Rabia: Çocukluğu dedesi ve annesi Emine’nin gölgesinde geçmiştir. Konağa yerleşip oradakilerle tanıştıktan sonra dedesinin fikirlerini sorgulasa da onlardan vazgeçememiştir. Sesinin güzelliğinin yanında müzik aleti çalmada da yeteneklidir. Babasıyla yaşamaya başladıktan sonra daha neşeli, cesur ve konuşkan biri olmuştur.

Peregrini (Osman): Peregrini, Batı müziğinin üstadı olan bir müzik hocası. Felsefeyi, fikri tartışmaları ve konuşmayı çok seven biri. Sürekli soru soran ve öğrenmeye hevesli bir yapısı var. Zengin ve asil bir aileden gelmesine rağmen maddiyata önem vermez.

Vehbi Dede: Mevleviliğe gönül vermiş biri olan Vehbi Dede, zeki ve sakin bir insan. Herkesin güvendiği ve akıl danıştığı biri. Felsefenin dışında pek çok telli saz ve neyi kullanabilen bir musiki hocasıdır. Sakin ve telaşsız bir yapıya sahiptir.

Tevfik: Karagöz ve orta oyunu sanatçısı olan Tevfik, oldukça eğlenceli bir kişilik. Çocukluğundan itibaren sanatçı yönüyle ön planda olmuş. Paraya önem vermeyen biri. Tembel ve çocuk ruhlu, neşeli, orta oyunu sanatçısı olmaktan hoşnut. Sesini, mimiklerini kullanmada oldukça usta. Çok dindar bir insan değildir. Sevdiği biri için canını bile vermeye razı olacak kadar sadık ve cesaretli bir yapıya sahip.

İmam: Mahalle sakinleri tarafından pinti, inatçı ve çıkarcı olarak bilinir. Paraya düşkün, para için ispiyonculuk yapabilen biri. Eğlenceye, sevince karşı bitmeyen bir kin ve düşmanlığı vardır ve diğer insanlara bu yönde telkinlerde bulunmaktadır. Hiç gülmeyen, insanlarla iletişim kuramayan biri. Yeni olan şeylere karşıdır.
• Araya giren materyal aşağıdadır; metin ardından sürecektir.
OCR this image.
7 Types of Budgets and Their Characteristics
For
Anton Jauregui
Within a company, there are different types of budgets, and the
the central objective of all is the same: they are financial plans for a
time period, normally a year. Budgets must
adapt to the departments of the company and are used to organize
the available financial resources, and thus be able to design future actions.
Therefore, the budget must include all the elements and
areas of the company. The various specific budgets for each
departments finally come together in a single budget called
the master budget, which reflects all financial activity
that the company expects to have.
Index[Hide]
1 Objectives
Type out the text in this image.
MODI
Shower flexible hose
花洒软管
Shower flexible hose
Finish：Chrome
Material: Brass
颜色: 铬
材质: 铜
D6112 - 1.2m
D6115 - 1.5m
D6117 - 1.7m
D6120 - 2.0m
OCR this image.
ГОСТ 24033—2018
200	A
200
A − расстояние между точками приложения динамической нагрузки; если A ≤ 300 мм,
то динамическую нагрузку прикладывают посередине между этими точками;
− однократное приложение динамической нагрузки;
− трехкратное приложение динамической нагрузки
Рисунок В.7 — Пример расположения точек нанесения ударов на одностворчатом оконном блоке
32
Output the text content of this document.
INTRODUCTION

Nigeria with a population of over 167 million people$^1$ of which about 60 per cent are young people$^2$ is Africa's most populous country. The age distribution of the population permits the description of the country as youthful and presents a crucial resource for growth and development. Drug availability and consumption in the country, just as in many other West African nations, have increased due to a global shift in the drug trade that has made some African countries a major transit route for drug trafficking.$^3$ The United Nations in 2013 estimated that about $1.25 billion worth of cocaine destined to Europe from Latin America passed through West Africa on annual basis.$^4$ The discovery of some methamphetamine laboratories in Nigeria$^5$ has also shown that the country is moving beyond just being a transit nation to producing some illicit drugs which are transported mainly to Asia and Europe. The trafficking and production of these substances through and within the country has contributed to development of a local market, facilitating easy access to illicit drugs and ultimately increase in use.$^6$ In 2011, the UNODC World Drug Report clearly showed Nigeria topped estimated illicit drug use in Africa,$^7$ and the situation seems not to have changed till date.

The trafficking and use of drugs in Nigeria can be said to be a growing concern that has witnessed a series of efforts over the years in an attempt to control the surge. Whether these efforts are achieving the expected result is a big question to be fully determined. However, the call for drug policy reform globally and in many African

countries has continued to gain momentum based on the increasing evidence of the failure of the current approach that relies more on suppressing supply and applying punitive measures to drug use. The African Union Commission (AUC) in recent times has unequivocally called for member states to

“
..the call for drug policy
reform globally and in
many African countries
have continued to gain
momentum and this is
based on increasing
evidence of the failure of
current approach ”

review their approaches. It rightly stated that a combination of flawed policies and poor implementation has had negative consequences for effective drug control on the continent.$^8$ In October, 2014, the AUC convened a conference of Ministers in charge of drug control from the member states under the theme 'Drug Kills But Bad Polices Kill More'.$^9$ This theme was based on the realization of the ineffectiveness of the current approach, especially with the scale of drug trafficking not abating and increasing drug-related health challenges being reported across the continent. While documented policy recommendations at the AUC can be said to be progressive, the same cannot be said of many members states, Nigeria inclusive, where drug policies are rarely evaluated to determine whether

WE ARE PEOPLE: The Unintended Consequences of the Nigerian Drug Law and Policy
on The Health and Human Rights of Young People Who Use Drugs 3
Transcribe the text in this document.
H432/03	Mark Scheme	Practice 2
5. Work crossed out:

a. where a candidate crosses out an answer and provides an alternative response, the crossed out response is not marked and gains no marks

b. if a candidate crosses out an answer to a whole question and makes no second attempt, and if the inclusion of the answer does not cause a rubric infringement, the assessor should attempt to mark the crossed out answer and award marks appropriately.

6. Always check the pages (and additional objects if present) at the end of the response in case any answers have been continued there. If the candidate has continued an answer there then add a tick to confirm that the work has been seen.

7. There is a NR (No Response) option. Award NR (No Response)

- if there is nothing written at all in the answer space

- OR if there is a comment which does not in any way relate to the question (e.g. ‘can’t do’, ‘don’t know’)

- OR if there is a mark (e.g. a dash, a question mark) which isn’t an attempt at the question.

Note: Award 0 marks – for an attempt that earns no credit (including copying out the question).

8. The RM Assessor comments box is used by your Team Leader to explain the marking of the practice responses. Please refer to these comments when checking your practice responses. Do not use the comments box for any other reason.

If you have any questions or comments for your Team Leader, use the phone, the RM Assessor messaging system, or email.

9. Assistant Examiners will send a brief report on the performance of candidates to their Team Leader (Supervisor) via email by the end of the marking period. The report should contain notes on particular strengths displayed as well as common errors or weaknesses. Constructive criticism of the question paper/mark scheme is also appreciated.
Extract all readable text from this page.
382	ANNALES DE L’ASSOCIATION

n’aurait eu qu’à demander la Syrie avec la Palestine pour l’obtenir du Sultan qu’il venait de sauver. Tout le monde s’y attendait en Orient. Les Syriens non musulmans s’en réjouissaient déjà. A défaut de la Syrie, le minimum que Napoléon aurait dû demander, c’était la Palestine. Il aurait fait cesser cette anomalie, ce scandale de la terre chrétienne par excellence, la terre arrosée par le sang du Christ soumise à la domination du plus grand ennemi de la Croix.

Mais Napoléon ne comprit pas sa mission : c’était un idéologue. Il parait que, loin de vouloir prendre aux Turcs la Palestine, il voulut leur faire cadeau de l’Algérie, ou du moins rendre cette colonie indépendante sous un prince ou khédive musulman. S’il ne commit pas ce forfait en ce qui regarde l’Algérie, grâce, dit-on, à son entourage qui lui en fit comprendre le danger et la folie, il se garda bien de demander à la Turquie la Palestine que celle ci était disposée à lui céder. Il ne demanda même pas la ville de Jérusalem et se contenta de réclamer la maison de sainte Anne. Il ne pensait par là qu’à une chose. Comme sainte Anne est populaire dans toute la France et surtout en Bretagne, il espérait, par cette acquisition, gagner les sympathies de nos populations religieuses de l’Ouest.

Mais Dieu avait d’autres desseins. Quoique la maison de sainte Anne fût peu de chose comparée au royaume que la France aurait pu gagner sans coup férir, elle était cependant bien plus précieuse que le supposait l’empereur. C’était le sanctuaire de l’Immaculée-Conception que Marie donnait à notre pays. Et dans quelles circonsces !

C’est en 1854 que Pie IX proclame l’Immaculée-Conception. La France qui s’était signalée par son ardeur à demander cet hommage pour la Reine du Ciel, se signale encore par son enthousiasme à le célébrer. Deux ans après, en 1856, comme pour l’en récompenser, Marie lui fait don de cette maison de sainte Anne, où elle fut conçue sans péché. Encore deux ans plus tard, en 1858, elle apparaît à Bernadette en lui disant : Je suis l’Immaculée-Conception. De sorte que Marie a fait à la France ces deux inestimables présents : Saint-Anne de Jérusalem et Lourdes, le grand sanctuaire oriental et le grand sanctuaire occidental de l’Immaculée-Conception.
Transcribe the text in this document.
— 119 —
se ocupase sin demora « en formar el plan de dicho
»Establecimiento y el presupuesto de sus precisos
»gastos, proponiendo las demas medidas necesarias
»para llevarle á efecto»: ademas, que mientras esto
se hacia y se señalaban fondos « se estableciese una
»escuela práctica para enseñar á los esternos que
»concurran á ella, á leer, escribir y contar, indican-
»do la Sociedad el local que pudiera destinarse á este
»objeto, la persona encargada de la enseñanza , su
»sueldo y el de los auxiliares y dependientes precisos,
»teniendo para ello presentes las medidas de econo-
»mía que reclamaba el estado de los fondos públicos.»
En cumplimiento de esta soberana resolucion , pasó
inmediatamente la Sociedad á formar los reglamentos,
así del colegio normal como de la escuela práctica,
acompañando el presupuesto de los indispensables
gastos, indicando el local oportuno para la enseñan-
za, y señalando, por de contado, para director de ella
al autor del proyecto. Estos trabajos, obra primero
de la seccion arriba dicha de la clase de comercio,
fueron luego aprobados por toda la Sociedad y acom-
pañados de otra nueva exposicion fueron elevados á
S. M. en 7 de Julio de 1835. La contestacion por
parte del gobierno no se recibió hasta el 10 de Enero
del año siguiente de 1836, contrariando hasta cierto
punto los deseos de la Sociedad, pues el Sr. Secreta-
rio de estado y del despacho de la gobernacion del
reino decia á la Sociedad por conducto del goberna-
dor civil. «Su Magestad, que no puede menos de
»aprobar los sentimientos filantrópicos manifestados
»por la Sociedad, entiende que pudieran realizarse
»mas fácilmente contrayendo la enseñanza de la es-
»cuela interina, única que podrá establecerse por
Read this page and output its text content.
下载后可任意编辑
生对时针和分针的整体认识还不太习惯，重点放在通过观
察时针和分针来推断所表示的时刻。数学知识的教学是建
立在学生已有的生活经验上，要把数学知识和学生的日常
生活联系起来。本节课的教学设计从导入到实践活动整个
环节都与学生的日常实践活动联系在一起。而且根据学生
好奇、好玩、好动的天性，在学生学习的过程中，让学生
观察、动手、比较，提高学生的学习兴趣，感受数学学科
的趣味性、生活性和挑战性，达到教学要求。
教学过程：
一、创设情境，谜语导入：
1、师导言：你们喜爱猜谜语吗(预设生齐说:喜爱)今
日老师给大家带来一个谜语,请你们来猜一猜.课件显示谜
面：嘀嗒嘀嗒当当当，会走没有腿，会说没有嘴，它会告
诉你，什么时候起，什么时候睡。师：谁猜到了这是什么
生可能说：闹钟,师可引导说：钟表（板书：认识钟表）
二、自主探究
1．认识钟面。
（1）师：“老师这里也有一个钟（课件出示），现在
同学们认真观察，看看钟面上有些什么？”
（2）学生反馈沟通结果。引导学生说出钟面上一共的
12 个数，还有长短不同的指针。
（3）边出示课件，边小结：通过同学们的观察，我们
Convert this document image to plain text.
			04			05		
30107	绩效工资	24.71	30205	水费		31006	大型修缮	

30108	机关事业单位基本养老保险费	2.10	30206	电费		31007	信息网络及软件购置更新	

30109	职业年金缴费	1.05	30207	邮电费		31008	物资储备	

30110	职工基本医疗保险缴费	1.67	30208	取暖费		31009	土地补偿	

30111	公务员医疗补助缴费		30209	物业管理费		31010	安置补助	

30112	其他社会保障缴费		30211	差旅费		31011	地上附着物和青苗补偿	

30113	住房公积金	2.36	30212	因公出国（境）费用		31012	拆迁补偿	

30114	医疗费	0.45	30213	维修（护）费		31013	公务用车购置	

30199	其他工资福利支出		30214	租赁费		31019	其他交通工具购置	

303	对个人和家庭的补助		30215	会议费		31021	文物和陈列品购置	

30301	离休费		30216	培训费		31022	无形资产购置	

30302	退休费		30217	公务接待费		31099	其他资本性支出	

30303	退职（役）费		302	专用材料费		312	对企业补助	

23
Bütün mahalle halkını “cehennemlik” olarak görür. Olumsuz, kötümser ve korkutucu bir tip.

Emine: İmam’ın kızı, Tevfik’in karısı ve Rabia’nın annesi. Hamarat, titiz, babası gibi geçimsiz ve paraya düşkün. Suratsız, kinci ve gururlu. Ayrıca sürekli kendini haklı görme ve beddua etme gibi kötü huyları var.

Sabiha Hanım: Mahallenin zenginlerinden eski Zaptiye Nazırı Selim Paşa’nın karısı. Bir yönüyle merhametli, yardım etmeyi seven, sevecen ve hayırsever biri iken diğer yönüyle de eğlence, dedikodu ve ortalık karıştırmaya düşkün. Hükmeden, meraklı; emri altındaki her ferdin ne yaptığını ne düşündüğünü öğrenmezse içi rahat etmez. Hayatta en çok önem verdiği şey ailesi.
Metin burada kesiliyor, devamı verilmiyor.